If A =\(\begin{bmatrix} 0 &c &b \\ c & 0 &a \\ b & a & 0 \end{bmatrix}\), compute A²

Construct an m \(\times\) n matrix A = [a_ij], where a _ij is given by
\(a_{ij}={(i-2j)^2\over 2}with \ m=2,n=3\)

Determine the value of x + y if \(\begin{bmatrix} 2x+y & 4x \\ 5x-7 & 4x \end{bmatrix}=\begin{bmatrix} 7 & 7y-13 \\ y & x+6 \end{bmatrix}\)

Evaluate :\(\begin{vmatrix} 2 & 4 \\ -1 & 2 \end{vmatrix}\) 

Compute |A| using Sarrus rule if A=\(\begin{bmatrix} 3& 4 & 1 \\ 0 &-1 &2 \\ 5 & -2 & 6 \end{bmatrix}\) .
 

Find the value of x if \(\begin{vmatrix} x-1 & x & x-2 \\ 0 &x-2 & x-3 \\ 0 & 0 & x-3 \end{vmatrix}=0\)

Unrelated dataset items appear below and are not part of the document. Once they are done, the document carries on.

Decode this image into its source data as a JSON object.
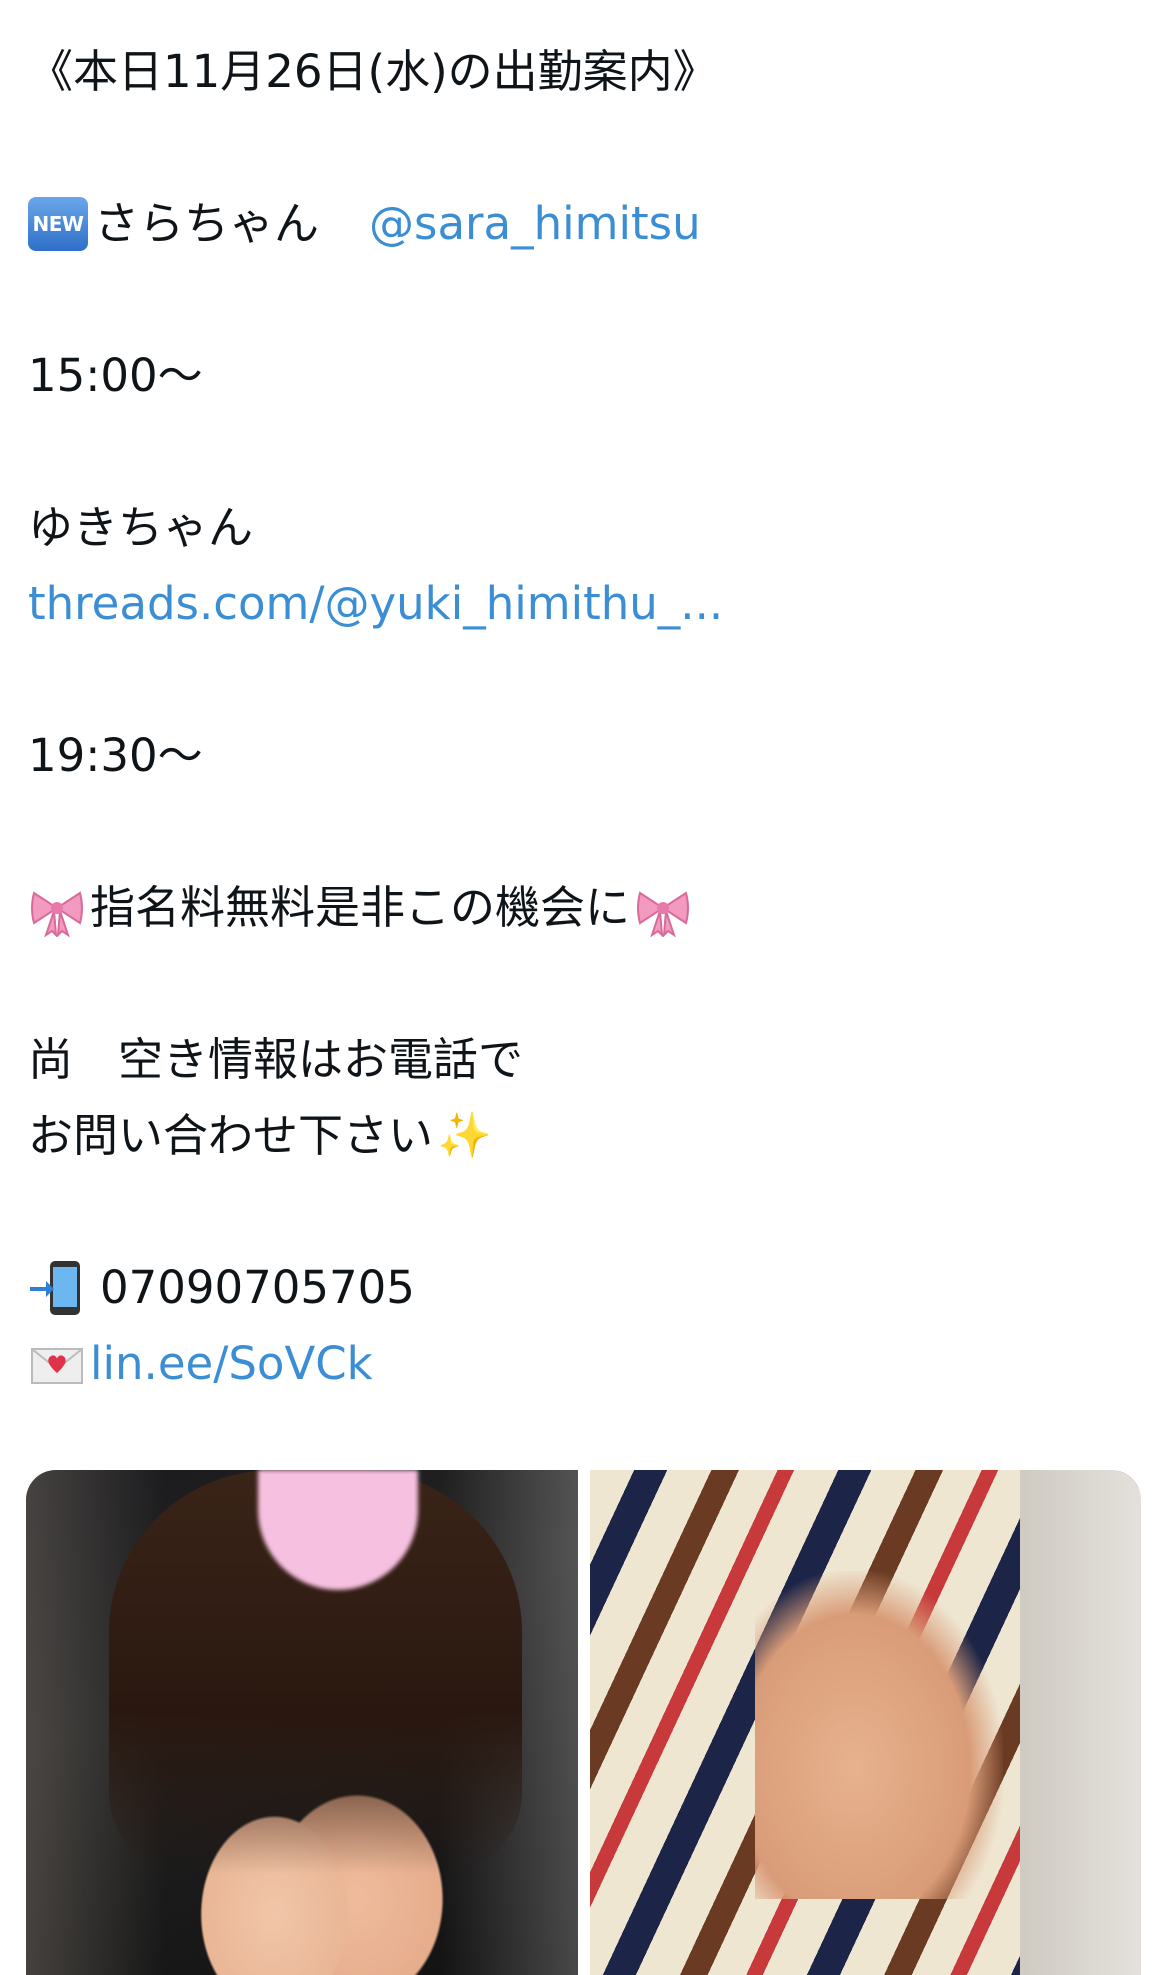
{
  "post": {
    "heading": "《本日11月26日(水)の出勤案内》",
    "cast1_name": "さらちゃん",
    "cast1_handle": "@sara_himitsu",
    "cast1_time": "15:00〜",
    "cast2_name": "ゆきちゃん",
    "cast2_link": "threads.com/@yuki_himithu_...",
    "cast2_time": "19:30〜",
    "promo": "指名料無料是非この機会に",
    "note_line1": "尚　空き情報はお電話で",
    "note_line2": "お問い合わせ下さい",
    "phone": "07090705705",
    "line_link": "lin.ee/SoVCk"
  },
  "icons": {
    "new_badge_label": "NEW",
    "new_badge": "new-badge-icon",
    "ribbon": "ribbon-icon",
    "sparkles": "sparkles-icon",
    "mobile_arrow": "mobile-phone-arrow-icon",
    "love_letter": "love-letter-icon"
  },
  "colors": {
    "text": "#0f1419",
    "link": "#3b8ed4"
  }
}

Prove that \(\begin{vmatrix} a^2 & bc & ac+c^2 \\ a^2+ab & b^2 & ac \\ ab & b^2+bc & c^2 \end{vmatrix}=4a^2b^2c^2\)

Show that \(\begin{vmatrix} x+2a & y+2b & z+2c \\ x & y & z \\ a & b & c \end{vmatrix}=0\) .

If the area of the triangle with vertices (- 3, 0), (3, 0) and (0, k) is 9 square units, find the values of k.

Show that the points (a, b + c), (b, c + a), and (c, a + b) are collinear

Find the value of x such that [1 \(\times\) 1]\(\left[ \begin{matrix} 1 & 3 & 2 \\ 2 & 5 & 1 \\ 15 & 3 & 2 \end{matrix} \right] \left[ \begin{matrix} 1 \\ 2 \\ x \end{matrix} \right] =0\)

Show that all positive integral powers of a symmetric are symmetric.

For what value of x the matrix A =\(\left[ \begin{matrix} 1 & -2 & 3 \\ 1 & 2 & 1 \\ x & 2 & -3 \end{matrix} \right] \)  is singular.

Prove that \(\left| \begin{matrix} 1 & 1+p & 1+p+q \\ 2 & 3+2p & 4+4p+2q \\ 3 & 6+3p & 10+6p+3q \end{matrix} \right| =1\)